##HW 01 - Line Search Optimization
***Tecnológico de Monterrey - MCCi - Evolutionary Computation Course***
*   Luis Felipe Brenes - A00819817
*   Diego Acosta Ugalde - A01367987

In this jupyter notebook we implement three diferent kinds of optimization methods that can be used to maximize or minimize mathematical function:


*   Line Search (using gradient descent with Wolfe's Conditions)
*   Line Search (using Newton's Method)
*   Hill Climber Optimization

Then these methods are compared taking into account the following measures:


*   **Correctness:** Does it find the global minimum? How big is the error between the returned and the expected output?
*   **Efficiency:** Does it find a good enough solution fast? How many iterations does it take for the algorithm to return an estimated minimum?

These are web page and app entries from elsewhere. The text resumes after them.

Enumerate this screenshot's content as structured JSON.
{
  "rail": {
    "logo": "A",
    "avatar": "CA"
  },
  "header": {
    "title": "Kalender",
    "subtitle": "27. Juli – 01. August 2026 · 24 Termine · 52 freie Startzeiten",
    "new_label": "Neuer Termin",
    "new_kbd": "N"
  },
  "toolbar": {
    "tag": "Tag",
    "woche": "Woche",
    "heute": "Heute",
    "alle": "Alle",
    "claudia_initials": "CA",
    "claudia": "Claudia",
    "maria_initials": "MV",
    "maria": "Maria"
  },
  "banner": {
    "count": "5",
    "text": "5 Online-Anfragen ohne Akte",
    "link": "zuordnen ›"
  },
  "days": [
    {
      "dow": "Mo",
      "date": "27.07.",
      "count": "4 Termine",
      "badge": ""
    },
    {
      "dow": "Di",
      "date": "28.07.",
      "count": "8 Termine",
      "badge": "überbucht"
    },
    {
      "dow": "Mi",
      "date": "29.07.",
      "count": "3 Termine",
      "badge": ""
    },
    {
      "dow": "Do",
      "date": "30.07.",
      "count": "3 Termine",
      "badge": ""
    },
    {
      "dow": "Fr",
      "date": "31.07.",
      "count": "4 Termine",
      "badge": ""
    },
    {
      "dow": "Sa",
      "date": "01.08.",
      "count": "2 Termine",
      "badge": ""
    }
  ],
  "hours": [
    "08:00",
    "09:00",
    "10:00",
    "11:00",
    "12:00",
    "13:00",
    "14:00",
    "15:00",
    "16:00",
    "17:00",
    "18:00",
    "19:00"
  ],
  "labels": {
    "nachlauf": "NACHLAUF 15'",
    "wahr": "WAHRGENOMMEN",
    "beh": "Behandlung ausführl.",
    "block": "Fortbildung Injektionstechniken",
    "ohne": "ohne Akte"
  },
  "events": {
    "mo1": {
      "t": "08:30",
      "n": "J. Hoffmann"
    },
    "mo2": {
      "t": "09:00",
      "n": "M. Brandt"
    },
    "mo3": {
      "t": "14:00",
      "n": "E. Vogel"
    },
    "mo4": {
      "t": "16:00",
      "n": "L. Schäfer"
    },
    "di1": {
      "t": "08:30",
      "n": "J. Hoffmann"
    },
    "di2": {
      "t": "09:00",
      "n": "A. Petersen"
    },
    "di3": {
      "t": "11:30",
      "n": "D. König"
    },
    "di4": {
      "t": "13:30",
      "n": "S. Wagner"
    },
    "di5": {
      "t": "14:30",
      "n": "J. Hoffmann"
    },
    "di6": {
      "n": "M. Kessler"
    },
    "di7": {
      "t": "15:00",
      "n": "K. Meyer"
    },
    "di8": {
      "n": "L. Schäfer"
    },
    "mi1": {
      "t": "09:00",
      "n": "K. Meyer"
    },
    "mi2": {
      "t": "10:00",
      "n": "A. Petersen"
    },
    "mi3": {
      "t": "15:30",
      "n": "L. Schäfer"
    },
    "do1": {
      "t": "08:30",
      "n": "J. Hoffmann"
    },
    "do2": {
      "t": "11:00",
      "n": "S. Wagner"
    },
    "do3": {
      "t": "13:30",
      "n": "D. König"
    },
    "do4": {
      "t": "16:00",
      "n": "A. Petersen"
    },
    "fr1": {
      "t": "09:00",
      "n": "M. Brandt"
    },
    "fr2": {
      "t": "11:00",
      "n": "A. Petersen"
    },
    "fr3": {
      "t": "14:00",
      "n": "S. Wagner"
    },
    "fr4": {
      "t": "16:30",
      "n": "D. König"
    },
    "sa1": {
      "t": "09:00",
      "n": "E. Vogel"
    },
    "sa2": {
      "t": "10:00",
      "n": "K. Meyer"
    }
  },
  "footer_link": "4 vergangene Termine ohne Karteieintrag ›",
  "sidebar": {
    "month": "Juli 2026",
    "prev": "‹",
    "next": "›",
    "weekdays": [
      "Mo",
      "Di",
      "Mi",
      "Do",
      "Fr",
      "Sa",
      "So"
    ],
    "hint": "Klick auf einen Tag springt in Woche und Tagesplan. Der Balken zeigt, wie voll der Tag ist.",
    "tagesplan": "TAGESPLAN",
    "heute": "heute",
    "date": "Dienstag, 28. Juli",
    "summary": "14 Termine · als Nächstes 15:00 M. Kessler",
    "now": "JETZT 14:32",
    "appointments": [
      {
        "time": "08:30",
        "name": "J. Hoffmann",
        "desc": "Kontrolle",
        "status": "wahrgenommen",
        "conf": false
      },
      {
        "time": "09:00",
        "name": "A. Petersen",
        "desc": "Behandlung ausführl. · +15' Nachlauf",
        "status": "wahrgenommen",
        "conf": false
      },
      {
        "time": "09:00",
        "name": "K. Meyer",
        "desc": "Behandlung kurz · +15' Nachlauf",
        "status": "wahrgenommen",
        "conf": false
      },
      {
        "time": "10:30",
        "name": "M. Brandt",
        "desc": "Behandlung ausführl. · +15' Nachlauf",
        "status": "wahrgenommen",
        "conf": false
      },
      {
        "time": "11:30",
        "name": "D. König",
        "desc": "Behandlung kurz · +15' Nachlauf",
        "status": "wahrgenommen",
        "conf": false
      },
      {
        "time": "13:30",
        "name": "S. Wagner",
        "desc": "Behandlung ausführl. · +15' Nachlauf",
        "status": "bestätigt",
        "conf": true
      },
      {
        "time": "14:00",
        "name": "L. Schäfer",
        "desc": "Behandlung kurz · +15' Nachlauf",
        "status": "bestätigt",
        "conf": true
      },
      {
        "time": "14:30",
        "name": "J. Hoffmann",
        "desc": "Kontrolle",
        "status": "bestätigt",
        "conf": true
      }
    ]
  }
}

###**STEP 0: Importing needed modules**
*note: sympy is a library that enables python to compute math as symbolic expressions. You can find more about it here: https://www.sympy.org/en/index.html*

In [30]:
import time
start_time = time.time()

In [31]:
import sympy as sp
import numpy as np
from scipy.special import logsumexp
import math
import matplotlib.pyplot as plt
import random
import plotly.graph_objects as go

x, y = sp.symbols('x y') #defines x y as the symbols to be used in sympy

In [32]:
c_nabla = 0 #Iteration counter. Counts how many times the gradient is calculated.

###**STEP 1: Creating needed functions**







####Group 1: Functions for mathematical and vector operations

*   **nabla**(function): returns first derivative
*   **unit_vect**(vector): returns unit vector
*   **prodScalarVect**(scalar,vector): returns the product between a scalar and a vector.
*   **sum2vect**(vector1,vector2): returns the sum of vector1 and vector2.
*   **amplitud_vect**(vector): returns the magnitude of a vector.
*   **evaluate_f**(function, X): returns function evaluated in point X

In [33]:
def nabla(function: sp.core.add.Add) -> list:
    decision_variables = [x,y]

    global c_nabla
    c_nabla+=1

    # diff calculates the derivative.
    return [sp.diff(function, decision_variable) for decision_variable in decision_variables]

In [34]:
def unitVect(v):
  return v / np.linalg.norm(v)

In [35]:
#Vector operations

from operator import add
def prodScalarVect(S, V):
  return [comp * S for comp in V]

def sum2vect(V1,V2):
  return list(map(add, V1, V2))

def amplitud_vect(vect: list, eval_point:list) -> float:
  eval_vect = map(lambda x: x.evalf(subs={'x':eval_point[0], 'y':eval_point[1]}),vect)
  pot_eval_vect = map(lambda x: x**2, eval_vect)
  amp_vect = math.sqrt(sum(pot_eval_vect))
  return amp_vect

In [36]:
def extract_symbols_from_function(f: sp.core.add.Add):
    """
        Returns a vector with the symbols of a given function sorted by their name
        @param f : function whose symbols will be extracted
        @returns a list with the symbols of f sorted by their name
    """
    return sorted(f.free_symbols, key=lambda s: s.name)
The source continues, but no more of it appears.